What is the True Normal Human Body Temperature?

Background

The mean normal body temperature was held to be 37$^{\circ}$C or 98.6$^{\circ}$F for more than 120 years since it was first conceptualized and reported by Carl Wunderlich in a famous 1868 book. But, is this value statistically correct?

Exercises

In this exercise, you will analyze a dataset of human body temperatures and employ the concepts of hypothesis testing, confidence intervals, and statistical significance.

Answer the following questions in this notebook below and submit to your Github account.

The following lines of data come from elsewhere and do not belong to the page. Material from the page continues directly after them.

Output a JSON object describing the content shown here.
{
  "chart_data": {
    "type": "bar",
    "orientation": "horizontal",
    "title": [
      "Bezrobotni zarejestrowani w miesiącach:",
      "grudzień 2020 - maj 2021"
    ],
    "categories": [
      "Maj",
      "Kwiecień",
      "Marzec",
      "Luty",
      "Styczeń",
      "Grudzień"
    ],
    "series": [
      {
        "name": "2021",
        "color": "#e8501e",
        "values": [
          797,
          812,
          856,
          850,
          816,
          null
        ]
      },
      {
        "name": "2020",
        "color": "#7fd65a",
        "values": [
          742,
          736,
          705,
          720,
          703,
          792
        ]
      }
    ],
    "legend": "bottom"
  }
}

  1. Is the distribution of body temperatures normal?
    • Although this is not a requirement for CLT to hold (read CLT carefully), it gives us some peace of mind that the population may also be normally distributed if we assume that this sample is representative of the population.
  2. Is the sample size large? Are the observations independent?
    • Remember that this is a condition for the CLT, and hence the statistical tests we are using, to apply.
  3. Is the true population mean really 98.6 degrees F?
    • Would you use a one-sample or two-sample test? Why?
    • In this situation, is it appropriate to use the $t$ or $z$ statistic?
    • Now try using the other test. How is the result be different? Why?
  4. At what temperature should we consider someone's temperature to be "abnormal"?
    • Start by computing the margin of error and confidence interval.
  5. Is there a significant difference between males and females in normal temperature?
    • What test did you use and why?
    • Write a story with your conclusion in the context of the original problem.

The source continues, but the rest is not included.